Swervy said:
the best way to look at this is...your team needs a 6 off the last ball..if they dont get it you die...who would you want to bat for your life in this situation. Gotta be King Viv on that one.Cairns would be close
Brian McKechnie
I agree that it's impossible to use stats to prove who is the best six-hitter. It's possible to use stats to prove who has hit the most sixes or to prove who has the best ratio of sixes:runs, or even who has the heighest average ranking in the two sets of statistics. Stats say how long a six is hit, too. Hell, use ratio and I'm sure you can find someone in the world who has hit a six on the only ball he ever faced in some kind of league or something. I mean, do you include only test sixes? What if there was a player at some time of the world that never played internationally but could hit a six better than anyone else? Stats can prove a lot, yes...
But they don't say which sixes were
better. That's purely a matter of opinion. I say Cairns is the best six-hitter because when he hits a six, I feel it. Klusener also ranks highly for me. There's just this...
feeling that their sixes have. Lance Cairns and ViV Richards also pulled off this feeling in their day. It was what these batsmen were all about.

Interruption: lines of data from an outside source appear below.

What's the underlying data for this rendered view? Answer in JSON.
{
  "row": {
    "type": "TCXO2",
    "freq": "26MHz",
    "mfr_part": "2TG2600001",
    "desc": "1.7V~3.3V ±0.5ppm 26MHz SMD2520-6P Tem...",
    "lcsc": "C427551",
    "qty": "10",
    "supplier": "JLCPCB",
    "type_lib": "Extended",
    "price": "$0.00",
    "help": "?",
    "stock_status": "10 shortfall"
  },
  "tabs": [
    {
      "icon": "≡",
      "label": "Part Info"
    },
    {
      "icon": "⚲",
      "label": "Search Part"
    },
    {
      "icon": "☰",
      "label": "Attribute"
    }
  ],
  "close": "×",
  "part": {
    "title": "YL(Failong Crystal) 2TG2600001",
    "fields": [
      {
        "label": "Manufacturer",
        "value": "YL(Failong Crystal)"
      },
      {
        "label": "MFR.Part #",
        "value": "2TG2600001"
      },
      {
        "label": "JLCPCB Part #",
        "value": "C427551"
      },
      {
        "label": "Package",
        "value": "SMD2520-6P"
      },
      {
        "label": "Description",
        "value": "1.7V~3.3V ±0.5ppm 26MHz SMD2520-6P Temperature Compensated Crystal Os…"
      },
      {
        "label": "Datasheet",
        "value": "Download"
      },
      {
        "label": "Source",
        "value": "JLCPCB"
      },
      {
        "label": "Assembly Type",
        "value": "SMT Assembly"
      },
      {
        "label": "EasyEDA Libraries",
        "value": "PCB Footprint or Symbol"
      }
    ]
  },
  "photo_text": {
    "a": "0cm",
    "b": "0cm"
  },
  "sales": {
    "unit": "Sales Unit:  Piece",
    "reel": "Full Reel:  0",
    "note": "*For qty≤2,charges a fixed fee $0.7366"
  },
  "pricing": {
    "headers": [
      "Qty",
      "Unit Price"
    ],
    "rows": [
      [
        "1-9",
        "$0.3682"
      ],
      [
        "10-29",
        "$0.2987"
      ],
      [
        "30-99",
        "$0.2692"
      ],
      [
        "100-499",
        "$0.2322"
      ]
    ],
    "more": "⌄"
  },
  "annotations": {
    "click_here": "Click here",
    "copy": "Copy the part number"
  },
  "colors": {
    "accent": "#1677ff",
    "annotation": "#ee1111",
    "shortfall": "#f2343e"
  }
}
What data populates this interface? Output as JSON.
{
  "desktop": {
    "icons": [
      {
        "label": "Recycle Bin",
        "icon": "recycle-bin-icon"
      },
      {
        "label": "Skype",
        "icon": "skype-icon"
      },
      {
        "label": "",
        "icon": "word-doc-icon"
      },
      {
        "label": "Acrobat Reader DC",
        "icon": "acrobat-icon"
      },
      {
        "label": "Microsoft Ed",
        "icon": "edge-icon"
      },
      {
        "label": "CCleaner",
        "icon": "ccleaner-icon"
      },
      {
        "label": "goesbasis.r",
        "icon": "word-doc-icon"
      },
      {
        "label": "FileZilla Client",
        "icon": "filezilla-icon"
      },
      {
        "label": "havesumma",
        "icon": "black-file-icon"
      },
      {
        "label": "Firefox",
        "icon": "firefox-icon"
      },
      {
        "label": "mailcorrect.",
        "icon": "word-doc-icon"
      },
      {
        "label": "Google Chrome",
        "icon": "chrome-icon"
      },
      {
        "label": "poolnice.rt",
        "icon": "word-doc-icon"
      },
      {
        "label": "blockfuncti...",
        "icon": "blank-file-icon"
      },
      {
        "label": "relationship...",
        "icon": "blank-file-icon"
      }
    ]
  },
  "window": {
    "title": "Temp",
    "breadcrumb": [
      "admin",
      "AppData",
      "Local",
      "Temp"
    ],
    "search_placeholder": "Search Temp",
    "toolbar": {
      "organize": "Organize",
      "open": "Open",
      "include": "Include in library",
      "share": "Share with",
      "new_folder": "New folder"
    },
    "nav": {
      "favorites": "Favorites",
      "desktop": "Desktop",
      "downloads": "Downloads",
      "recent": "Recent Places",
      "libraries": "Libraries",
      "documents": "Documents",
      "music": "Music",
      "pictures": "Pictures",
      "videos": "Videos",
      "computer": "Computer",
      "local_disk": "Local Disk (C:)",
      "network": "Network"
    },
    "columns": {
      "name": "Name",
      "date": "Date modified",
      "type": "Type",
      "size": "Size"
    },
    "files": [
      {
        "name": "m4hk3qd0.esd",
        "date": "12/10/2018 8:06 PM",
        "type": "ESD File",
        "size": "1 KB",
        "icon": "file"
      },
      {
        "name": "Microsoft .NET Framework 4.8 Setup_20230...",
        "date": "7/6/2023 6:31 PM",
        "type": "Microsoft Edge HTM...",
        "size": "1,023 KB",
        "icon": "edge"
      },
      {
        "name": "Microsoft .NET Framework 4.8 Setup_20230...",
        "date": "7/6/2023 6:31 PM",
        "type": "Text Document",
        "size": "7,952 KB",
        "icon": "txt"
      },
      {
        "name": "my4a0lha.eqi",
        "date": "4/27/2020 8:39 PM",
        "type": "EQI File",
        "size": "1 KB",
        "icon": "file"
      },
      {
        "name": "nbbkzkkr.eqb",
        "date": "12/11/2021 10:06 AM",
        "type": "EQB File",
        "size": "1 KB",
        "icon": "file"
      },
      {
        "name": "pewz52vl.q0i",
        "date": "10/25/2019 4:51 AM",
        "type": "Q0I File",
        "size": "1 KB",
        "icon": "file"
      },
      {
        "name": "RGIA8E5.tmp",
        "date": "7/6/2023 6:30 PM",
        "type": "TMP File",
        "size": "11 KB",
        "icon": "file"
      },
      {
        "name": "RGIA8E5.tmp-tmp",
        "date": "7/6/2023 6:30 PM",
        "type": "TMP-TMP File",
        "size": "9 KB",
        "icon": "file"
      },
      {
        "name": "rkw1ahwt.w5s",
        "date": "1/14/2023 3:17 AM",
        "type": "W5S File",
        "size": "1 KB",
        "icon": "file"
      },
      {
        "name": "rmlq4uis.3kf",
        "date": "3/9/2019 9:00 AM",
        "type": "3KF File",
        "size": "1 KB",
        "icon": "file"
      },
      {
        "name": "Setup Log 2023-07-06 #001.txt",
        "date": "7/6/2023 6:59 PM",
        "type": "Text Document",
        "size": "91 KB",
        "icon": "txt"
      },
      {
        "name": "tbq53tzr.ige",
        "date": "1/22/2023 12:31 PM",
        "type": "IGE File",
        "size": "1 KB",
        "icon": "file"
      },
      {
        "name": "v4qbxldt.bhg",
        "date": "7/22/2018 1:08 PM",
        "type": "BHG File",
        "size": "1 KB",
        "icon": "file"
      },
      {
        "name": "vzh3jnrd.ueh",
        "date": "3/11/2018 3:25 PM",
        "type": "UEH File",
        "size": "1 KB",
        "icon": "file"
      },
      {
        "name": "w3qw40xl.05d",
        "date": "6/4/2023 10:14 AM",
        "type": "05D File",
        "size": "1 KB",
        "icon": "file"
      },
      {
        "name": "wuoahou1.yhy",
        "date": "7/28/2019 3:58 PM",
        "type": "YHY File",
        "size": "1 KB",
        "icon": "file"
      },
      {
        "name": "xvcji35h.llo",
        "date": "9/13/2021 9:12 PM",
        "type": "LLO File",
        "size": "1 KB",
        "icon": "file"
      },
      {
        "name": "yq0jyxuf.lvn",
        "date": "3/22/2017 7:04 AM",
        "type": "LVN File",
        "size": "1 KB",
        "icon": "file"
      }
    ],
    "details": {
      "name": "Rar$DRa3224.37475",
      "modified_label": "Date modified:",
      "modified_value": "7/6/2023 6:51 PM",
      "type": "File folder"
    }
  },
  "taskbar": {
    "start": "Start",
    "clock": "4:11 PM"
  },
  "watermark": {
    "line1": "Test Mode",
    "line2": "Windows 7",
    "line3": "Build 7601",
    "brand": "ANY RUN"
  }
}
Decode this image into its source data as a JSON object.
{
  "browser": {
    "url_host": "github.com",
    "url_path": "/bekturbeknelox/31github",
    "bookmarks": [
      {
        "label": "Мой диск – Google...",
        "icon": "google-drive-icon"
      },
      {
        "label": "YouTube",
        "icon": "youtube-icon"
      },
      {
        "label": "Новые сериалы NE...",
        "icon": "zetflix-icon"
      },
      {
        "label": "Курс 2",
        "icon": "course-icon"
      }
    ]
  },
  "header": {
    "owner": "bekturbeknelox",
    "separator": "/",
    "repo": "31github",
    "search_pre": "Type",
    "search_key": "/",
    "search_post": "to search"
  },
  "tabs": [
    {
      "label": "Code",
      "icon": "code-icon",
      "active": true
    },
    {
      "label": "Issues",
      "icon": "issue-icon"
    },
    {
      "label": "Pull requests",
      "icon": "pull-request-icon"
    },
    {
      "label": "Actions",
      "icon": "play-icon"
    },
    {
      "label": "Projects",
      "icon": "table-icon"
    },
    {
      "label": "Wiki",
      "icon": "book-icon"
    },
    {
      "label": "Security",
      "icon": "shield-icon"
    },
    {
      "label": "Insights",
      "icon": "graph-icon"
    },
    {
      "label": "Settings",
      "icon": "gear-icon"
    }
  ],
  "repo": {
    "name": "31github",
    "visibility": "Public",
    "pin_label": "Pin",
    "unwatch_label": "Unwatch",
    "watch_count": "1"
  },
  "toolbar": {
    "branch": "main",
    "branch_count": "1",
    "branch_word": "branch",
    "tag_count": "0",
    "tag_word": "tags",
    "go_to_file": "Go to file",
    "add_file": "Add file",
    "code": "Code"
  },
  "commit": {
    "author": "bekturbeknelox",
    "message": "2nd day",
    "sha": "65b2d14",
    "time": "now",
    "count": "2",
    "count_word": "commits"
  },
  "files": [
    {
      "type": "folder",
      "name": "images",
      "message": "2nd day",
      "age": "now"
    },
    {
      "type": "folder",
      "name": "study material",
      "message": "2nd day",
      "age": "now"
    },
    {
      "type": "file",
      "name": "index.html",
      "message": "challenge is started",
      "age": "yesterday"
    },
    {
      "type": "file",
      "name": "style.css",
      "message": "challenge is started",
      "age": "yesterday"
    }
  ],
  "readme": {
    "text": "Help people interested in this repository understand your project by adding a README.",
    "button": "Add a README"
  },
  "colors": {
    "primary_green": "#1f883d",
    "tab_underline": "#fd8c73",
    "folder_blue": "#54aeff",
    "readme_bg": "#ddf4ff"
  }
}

In my opinion, the best sixes in the world have the most feeling, and those are the sixes that Chris Cairns hits when Shane Warne is bowling. There's a competitiveness between those two that I really enjoy watching.
They once showed a slow-mo on TV that didn't even show Chris Cairns, it only showed Shane Warne, waist-up. He ran up, bowled his ball watched it travel then he winced a bit, and you just watched him watch the ball go straight over his head and down the park, hand shielding his eyes as it flew. You never saw where the ball landed, I think it left the park, but I can't remember for sure. But when it landed, we were now looking at Shane Warne's back, as he had turned a 180 as he was tracking the ball. Then he turned around to look down the wicket at Cairns, a frown scrunching his eyes and a hand running through his hair, you could watch his mouth as he voiced with distain: "Bugger."
That ball, that six, that shot where I never even saw the batsman hit the ball - no, I didn't see the batsman at all - that six was the best six I have ever seen in my life. And, therefore, in my personal opinion, Chris Cairns hit the best six in the world, and therefore he is the best six-hitter in the cricket world that I know of.
Now, you tell me. Where is a factual statistic that shows how good a six is, and which was best to every single person in the world? There isn't one. It's all a matter of opinion.